Koha How-To

Using Sandboxes to sign off on bugs

When libraries ask how they can help contribute to Koha, one of the ways that make the developers happiest is by testing and signing off on patches in the Koha community.

The sandbox system for Koha has been developed to make this process as simple as possible. There is a page in the Koha community wiki that goes into some more detail, but we will start on the ByWater Solutions sandboxes: https://sandbox.bywatersolutions.com/.

When you click on the link you will be shown a list of the currently provisioned sandboxes. We can start on the 'Create' page.

When you click the button you will be taken to a form that provides a few fields to fill out.

For now, you only need to concern yourself with:

  • Your name/email: These fields are important as they will be used for identifying you when marking the patches as signed off.
  • Name/Bug number: The name is generally something simple like bug_1234 and the bug number just 1234. You can provide a more descriptive name, but it is really just for display so that you can find your sandbox on the main page once it is created. The bug number is simply the number of the bug you are testing. ( You can find a list of patches that need to be signed off on the Koha Dashboard under the bug statuses list: Needs signoff )
  • You can skip everything after, down to: What was the world's first open source ILS? - this is the security question and you can find the answer on the page ;-)

Once you click 'Submit' you will be returned to the sandbox homepage where you can see your sandbox being 'provisioned'

You can refresh the page after a few minutes, and the status should say 'Provisioned'

Once it does, you can click the 'Staff' or 'OPAC' buttons and you should find yourself in a familiar place, Koha! ( Note: you are using the development version of Koha, so there may be features that you don't have in your version, it's a look into the future! )

From this point you should follow the test plan on the bug in community:
Ideally, the instructions are clear and easy to follow, but in the case they are not, feel free to ask questions on the bug.
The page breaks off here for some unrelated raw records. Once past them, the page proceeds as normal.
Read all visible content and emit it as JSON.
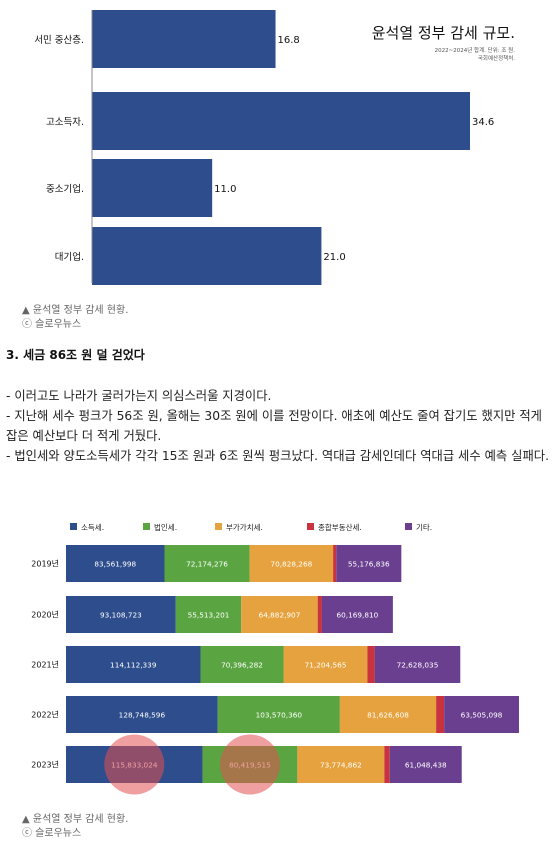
{
  "chart1": {
    "type": "bar",
    "orientation": "horizontal",
    "title": "윤석열 정부 감세 규모.",
    "subtitle_lines": [
      "2022~2024년 합계. 단위: 조 원.",
      "국회예산정책처."
    ],
    "categories": [
      "서민 중산층.",
      "고소득자.",
      "중소기업.",
      "대기업."
    ],
    "values": [
      16.8,
      34.6,
      11.0,
      21.0
    ],
    "value_labels": [
      "16.8",
      "34.6",
      "11.0",
      "21.0"
    ],
    "xlim": [
      0,
      38
    ],
    "bar_color": "#2d4d8c"
  },
  "caption1": {
    "line1": "▲ 윤석열 정부 감세 현황.",
    "line2": "ⓒ 슬로우뉴스"
  },
  "section": {
    "heading": "3. 세금 86조 원 덜 걷었다",
    "paragraphs": [
      "- 이러고도 나라가 굴러가는지 의심스러울 지경이다.",
      "- 지난해 세수 펑크가 56조 원, 올해는 30조 원에 이를 전망이다. 애초에 예산도 줄여 잡기도 했지만 적게 잡은 예산보다 더 적게 거뒀다.",
      "- 법인세와 양도소득세가 각각 15조 원과 6조 원씩 펑크났다. 역대급 감세인데다 역대급 세수 예측 실패다."
    ]
  },
  "chart_data": {
    "type": "bar",
    "orientation": "horizontal",
    "stacked": true,
    "categories": [
      "2019년",
      "2020년",
      "2021년",
      "2022년",
      "2023년"
    ],
    "legend_position": "top",
    "series": [
      {
        "name": "소득세.",
        "color": "#2d4d8c",
        "values": [
          83561998,
          93108723,
          114112339,
          128748596,
          115833024
        ],
        "labels": [
          "83,561,998",
          "93,108,723",
          "114,112,339",
          "128,748,596",
          "115,833,024"
        ]
      },
      {
        "name": "법인세.",
        "color": "#5aa542",
        "values": [
          72174276,
          55513201,
          70396282,
          103570360,
          80419515
        ],
        "labels": [
          "72,174,276",
          "55,513,201",
          "70,396,282",
          "103,570,360",
          "80,419,515"
        ]
      },
      {
        "name": "부가가치세.",
        "color": "#e6a23e",
        "values": [
          70828268,
          64882907,
          71204565,
          81626608,
          73774862
        ],
        "labels": [
          "70,828,268",
          "64,882,907",
          "71,204,565",
          "81,626,608",
          "73,774,862"
        ]
      },
      {
        "name": "종합부동산세.",
        "color": "#c9333f",
        "values": [
          2700000,
          3600000,
          6100000,
          6800000,
          4600000
        ],
        "labels": [
          "",
          "",
          "",
          "",
          ""
        ]
      },
      {
        "name": "기타.",
        "color": "#6a3f8f",
        "values": [
          55176836,
          60169810,
          72628035,
          63505098,
          61048438
        ],
        "labels": [
          "55,176,836",
          "60,169,810",
          "72,628,035",
          "63,505,098",
          "61,048,438"
        ]
      }
    ],
    "highlights": [
      {
        "category": "2023년",
        "series": "소득세."
      },
      {
        "category": "2023년",
        "series": "법인세."
      }
    ]
  },
  "caption2": {
    "line1": "▲ 윤석열 정부 감세 현황.",
    "line2": "ⓒ 슬로우뉴스"
  }
}
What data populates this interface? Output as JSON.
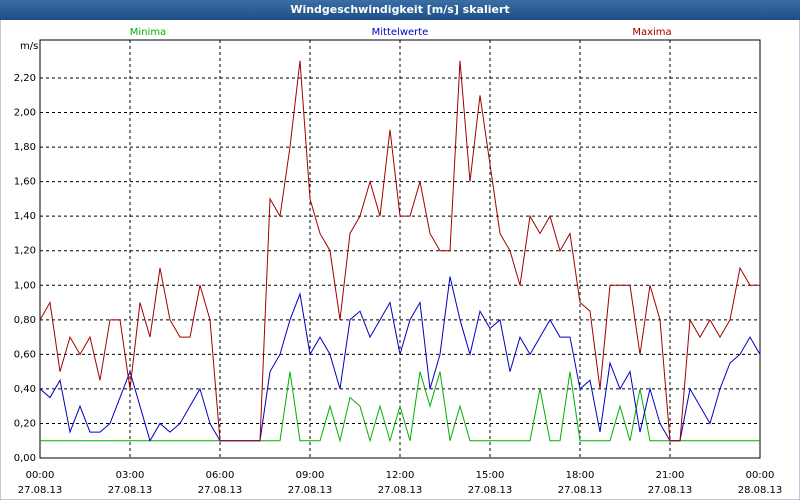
{
  "window_title": "Windgeschwindigkeit [m/s] skaliert",
  "chart_data": {
    "type": "line",
    "y_unit": "m/s",
    "x": [
      0,
      20,
      40,
      60,
      80,
      100,
      120,
      140,
      160,
      180,
      200,
      220,
      240,
      260,
      280,
      300,
      320,
      340,
      360,
      380,
      400,
      420,
      440,
      460,
      480,
      500,
      520,
      540,
      560,
      580,
      600,
      620,
      640,
      660,
      680,
      700,
      720,
      740,
      760,
      780,
      800,
      820,
      840,
      860,
      880,
      900,
      920,
      940,
      960,
      980,
      1000,
      1020,
      1040,
      1060,
      1080,
      1100,
      1120,
      1140,
      1160,
      1180,
      1200,
      1220,
      1240,
      1260,
      1280,
      1300,
      1320,
      1340,
      1360,
      1380,
      1400,
      1420,
      1440
    ],
    "series": [
      {
        "name": "Minima",
        "color": "#00b000",
        "values": [
          0.1,
          0.1,
          0.1,
          0.1,
          0.1,
          0.1,
          0.1,
          0.1,
          0.1,
          0.1,
          0.1,
          0.1,
          0.1,
          0.1,
          0.1,
          0.1,
          0.1,
          0.1,
          0.1,
          0.1,
          0.1,
          0.1,
          0.1,
          0.1,
          0.1,
          0.5,
          0.1,
          0.1,
          0.1,
          0.3,
          0.1,
          0.35,
          0.3,
          0.1,
          0.3,
          0.1,
          0.3,
          0.1,
          0.5,
          0.3,
          0.5,
          0.1,
          0.3,
          0.1,
          0.1,
          0.1,
          0.1,
          0.1,
          0.1,
          0.1,
          0.4,
          0.1,
          0.1,
          0.5,
          0.1,
          0.1,
          0.1,
          0.1,
          0.3,
          0.1,
          0.4,
          0.1,
          0.1,
          0.1,
          0.1,
          0.1,
          0.1,
          0.1,
          0.1,
          0.1,
          0.1,
          0.1,
          0.1
        ]
      },
      {
        "name": "Mittelwerte",
        "color": "#0000c0",
        "values": [
          0.4,
          0.35,
          0.45,
          0.15,
          0.3,
          0.15,
          0.15,
          0.2,
          0.35,
          0.5,
          0.3,
          0.1,
          0.2,
          0.15,
          0.2,
          0.3,
          0.4,
          0.2,
          0.1,
          0.1,
          0.1,
          0.1,
          0.1,
          0.5,
          0.6,
          0.8,
          0.95,
          0.6,
          0.7,
          0.6,
          0.4,
          0.8,
          0.85,
          0.7,
          0.8,
          0.9,
          0.6,
          0.8,
          0.9,
          0.4,
          0.6,
          1.05,
          0.8,
          0.6,
          0.85,
          0.75,
          0.8,
          0.5,
          0.7,
          0.6,
          0.7,
          0.8,
          0.7,
          0.7,
          0.4,
          0.45,
          0.15,
          0.55,
          0.4,
          0.5,
          0.15,
          0.4,
          0.2,
          0.1,
          0.1,
          0.4,
          0.3,
          0.2,
          0.4,
          0.55,
          0.6,
          0.7,
          0.6
        ]
      },
      {
        "name": "Maxima",
        "color": "#a00000",
        "values": [
          0.8,
          0.9,
          0.5,
          0.7,
          0.6,
          0.7,
          0.45,
          0.8,
          0.8,
          0.4,
          0.9,
          0.7,
          1.1,
          0.8,
          0.7,
          0.7,
          1.0,
          0.8,
          0.1,
          0.1,
          0.1,
          0.1,
          0.1,
          1.5,
          1.4,
          1.8,
          2.3,
          1.5,
          1.3,
          1.2,
          0.8,
          1.3,
          1.4,
          1.6,
          1.4,
          1.9,
          1.4,
          1.4,
          1.6,
          1.3,
          1.2,
          1.2,
          2.3,
          1.6,
          2.1,
          1.7,
          1.3,
          1.2,
          1.0,
          1.4,
          1.3,
          1.4,
          1.2,
          1.3,
          0.9,
          0.85,
          0.4,
          1.0,
          1.0,
          1.0,
          0.6,
          1.0,
          0.8,
          0.1,
          0.1,
          0.8,
          0.7,
          0.8,
          0.7,
          0.8,
          1.1,
          1.0,
          1.0
        ]
      }
    ],
    "xlim": [
      0,
      1440
    ],
    "xticks": [
      {
        "value": 0,
        "label": "00:00"
      },
      {
        "value": 180,
        "label": "03:00"
      },
      {
        "value": 360,
        "label": "06:00"
      },
      {
        "value": 540,
        "label": "09:00"
      },
      {
        "value": 720,
        "label": "12:00"
      },
      {
        "value": 900,
        "label": "15:00"
      },
      {
        "value": 1080,
        "label": "18:00"
      },
      {
        "value": 1260,
        "label": "21:00"
      },
      {
        "value": 1440,
        "label": "00:00"
      }
    ],
    "xtick_dates": [
      "27.08.13",
      "27.08.13",
      "27.08.13",
      "27.08.13",
      "27.08.13",
      "27.08.13",
      "27.08.13",
      "27.08.13",
      "28.08.13"
    ],
    "ylim": [
      0,
      2.42
    ],
    "yticks": [
      {
        "value": 0,
        "label": "0,00"
      },
      {
        "value": 0.2,
        "label": "0,20"
      },
      {
        "value": 0.4,
        "label": "0,40"
      },
      {
        "value": 0.6,
        "label": "0,60"
      },
      {
        "value": 0.8,
        "label": "0,80"
      },
      {
        "value": 1.0,
        "label": "1,00"
      },
      {
        "value": 1.2,
        "label": "1,20"
      },
      {
        "value": 1.4,
        "label": "1,40"
      },
      {
        "value": 1.6,
        "label": "1,60"
      },
      {
        "value": 1.8,
        "label": "1,80"
      },
      {
        "value": 2.0,
        "label": "2,00"
      },
      {
        "value": 2.2,
        "label": "2,20"
      }
    ],
    "grid": true
  }
}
We developers don't always remember to use words that fully convey our thoughts, and arbitrarily pick different meanings for words, so never hesitate to ask for clarification.

Once you have tested to your satisfaction, you can return to the Sandboxes 'home' screen and use the 'Actions' button to choose the 'Sign off on patches' option

You will get another form, it should be pre-populated with the info from your initial form, and all you will need to enter is the 'Number of patches to sign' and a repeat of the security question from before. To get the number of patches, simply look at the bug in Bugzilla and count the number of 'Attachments' that say 'patch'

Once you click 'Submit' there will be some background magic that adds your name to the patches and sends them to the community bug. You have one last step.

Visit the bug in Bugzilla, sign in, because of course you already have an account ;-) and change the 'Status' dropdown to 'Signed off' and click 'Save changes'


That's the basic process, but I expect there may be more questions. I answer a few below, and you can always contact ByWater for any additional info.

Frequently Asked Questions

What is signing off?

Signing off is the first step in moving a proposed patch into Koha. After a developer has written code, they write up a test plan for the new code and submit it to the community on Bugzilla. A sign off is required to tell the community that someone has tried out the new code and verified it works.

What if the patch I signed off breaks things?

The answer is simple, that's what QA (quality assurance) is for!
When signing off on a patch, you are simply saying that you followed the instructions on the patches and things happened as they were described. The QA team for Koha follows up on signed off patches and confirms that, not only do they do what is advertised, they don't break anything else, and that cases the developer may not have expected are covered. Feel free to test outside the test plan, and report breakages, but that is not required.

What if the patch doesn't work?

This does happen form time to time. It's okay, the developer will not be upset (at you) if their patch doesn't work. You can skip the sign off stage in the sandboxes, and change the status in Bugzilla to 'Failed QA'

It really is okay, especially if you tell the developer in the comments what went wrong. We ask for libraries to sign off because they use Koha differently than the developers do, and may uncover real life workflow issues that we don't see when looking at the code.

What if I don't understand this test plan?

Comment on the bug and mark it 'Failed QA', if the test plan isn't clear, the bug is not ready to be signed off. Again, a comment that explains what the problem is will help

What if I have more questions?

For questions about the patches, you can comment in Bugzilla without changing the status. Sometimes you may need to clarify something, or may wonder if the patch helps with your problem. Bugzilla is meant to be where conversations about fixes/new features takes place. You can always contact the developer directly as well if your question may be outside the scope of the bug, or contact your support provider or ByWater for more info.